Скоро выпал и первый снег, а река всё ещё не поддавалась холоду. Всё, что замерзало по ночам, вода разбивала. Борьба шла не на живот, а на смерть. Всего опаснее были ясные, звёздные ночи, когда всё затихало и на реке не было волн. Река точно засыпала, и холод старался сковать ее льдом сонную. Так и случилось. Была тихая-тихая, звёздная ночь. Тихо стоял тёмный лес на берегу, точно стража из великанов. Горы казались выше, как это бывает ночью. Высокий месяц обливал всё своим трепетным искрившимся светом. Бурлившая днём, горная река присмирела, и к ней тихо-тихо подкрался холод, крепко-крепко обнял гордую, непокорную красавицу и точно прикрыл её зеркальным стеклом. Серая Шейка была в отчаянии, потому что не замёрзла только самая середина реки, где образовалась широкая полынья. Свободного места, где можно было плавать, оставалось не больше пятнадцати сажен. Огорчение Серой Шейки дошло до последней степени, когда на берегу показалась Лиса, — это была та самая лиса, которая переломила ей крыло.
— А, старая знакомая, здравствуй! — ласково проговорила Лиса, останавливаясь на берегу. — Давненько не видались… Поздравляю с зимой.
— Уходи, пожалуйста, я совсем не хочу с тобой разговаривать, — ответила Серая Шейка.
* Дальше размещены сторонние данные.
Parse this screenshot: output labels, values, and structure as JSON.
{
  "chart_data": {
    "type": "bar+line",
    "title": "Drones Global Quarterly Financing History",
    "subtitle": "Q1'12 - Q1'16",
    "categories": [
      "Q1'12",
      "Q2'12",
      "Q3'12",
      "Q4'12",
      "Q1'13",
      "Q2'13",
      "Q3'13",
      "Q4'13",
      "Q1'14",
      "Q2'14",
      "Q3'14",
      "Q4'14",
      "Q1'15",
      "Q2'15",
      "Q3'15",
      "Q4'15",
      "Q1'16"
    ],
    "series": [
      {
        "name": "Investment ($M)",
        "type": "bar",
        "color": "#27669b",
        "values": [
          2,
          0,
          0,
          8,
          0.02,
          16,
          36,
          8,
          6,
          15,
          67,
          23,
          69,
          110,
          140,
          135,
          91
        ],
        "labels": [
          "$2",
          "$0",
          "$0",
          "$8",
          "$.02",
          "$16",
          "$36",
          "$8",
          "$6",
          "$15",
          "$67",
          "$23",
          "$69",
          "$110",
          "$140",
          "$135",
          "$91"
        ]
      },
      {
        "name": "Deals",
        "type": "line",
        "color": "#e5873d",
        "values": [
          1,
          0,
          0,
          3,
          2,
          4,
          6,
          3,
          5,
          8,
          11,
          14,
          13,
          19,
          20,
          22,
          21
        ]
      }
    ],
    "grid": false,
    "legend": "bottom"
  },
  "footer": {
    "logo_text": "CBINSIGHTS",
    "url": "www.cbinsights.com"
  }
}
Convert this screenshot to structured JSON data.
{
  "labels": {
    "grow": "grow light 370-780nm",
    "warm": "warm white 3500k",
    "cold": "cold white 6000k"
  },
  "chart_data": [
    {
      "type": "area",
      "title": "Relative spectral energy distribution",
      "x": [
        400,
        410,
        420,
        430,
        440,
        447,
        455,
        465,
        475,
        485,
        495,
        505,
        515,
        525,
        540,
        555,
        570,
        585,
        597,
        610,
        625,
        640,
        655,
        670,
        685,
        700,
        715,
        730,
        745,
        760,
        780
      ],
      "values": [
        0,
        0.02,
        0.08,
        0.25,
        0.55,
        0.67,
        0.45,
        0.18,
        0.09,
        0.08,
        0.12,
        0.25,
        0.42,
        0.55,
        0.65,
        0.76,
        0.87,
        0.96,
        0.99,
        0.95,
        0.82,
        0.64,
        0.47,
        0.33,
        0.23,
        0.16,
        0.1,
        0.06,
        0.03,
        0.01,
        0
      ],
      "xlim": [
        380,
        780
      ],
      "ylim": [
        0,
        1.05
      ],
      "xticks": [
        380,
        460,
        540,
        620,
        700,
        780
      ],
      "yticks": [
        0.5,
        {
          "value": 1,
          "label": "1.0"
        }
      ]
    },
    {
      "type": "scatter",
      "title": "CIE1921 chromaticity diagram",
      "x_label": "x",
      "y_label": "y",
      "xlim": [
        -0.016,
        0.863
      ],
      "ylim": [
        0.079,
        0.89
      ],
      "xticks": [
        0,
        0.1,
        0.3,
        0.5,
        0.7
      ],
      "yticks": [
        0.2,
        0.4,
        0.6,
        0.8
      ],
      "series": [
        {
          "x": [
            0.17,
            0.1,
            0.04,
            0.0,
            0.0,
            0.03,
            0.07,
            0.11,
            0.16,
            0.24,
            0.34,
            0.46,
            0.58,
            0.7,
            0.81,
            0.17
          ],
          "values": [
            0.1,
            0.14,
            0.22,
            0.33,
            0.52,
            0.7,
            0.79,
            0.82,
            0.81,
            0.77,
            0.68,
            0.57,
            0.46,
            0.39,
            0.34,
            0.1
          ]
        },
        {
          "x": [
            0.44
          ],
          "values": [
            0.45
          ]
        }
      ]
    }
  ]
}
— Это за мою-то ласку! Хороша же ты, нечего сказать!.. А впрочем, про меня много лишнего говорят. Сами наделают что-нибудь, а потом на меня и свалят… Пока — до свиданья!
Когда Лиса убралась, приковылял Заяц и сказал:
— Берегись, Серая Шейка: она опять придёт.
И Серая Шейка тоже начала бояться, как боялся Заяц. Бедная даже не могла любоваться творившимися кругом неё чудесами. Наступила уже настоящая зима. Земля была покрыта белоснежным ковром. Не оставалось ни одного тёмного пятнышка. Даже голые берёзы, ольхи, ивы и рябины убрались инеем, точно серебристым пухом. А ели сделались ещё важнее. Они стояли засыпанные снегом, как будто надели дорогую тёплую шубу. Да, чу́дно, хорошо было кругом; а бедная Серая Шейка знала только одно, что эта красота не для неё, и трепетала при одной мысли, что её полынья вот-вот замёрзнет и ей некуда будет деться. Лиса действительно пришла через несколько дней, села на берегу и опять заговорила:
— Соскучилась я по тебе, уточка… Выходи сюда; а не хочешь, так я сама к тебе приду. Я не спесива…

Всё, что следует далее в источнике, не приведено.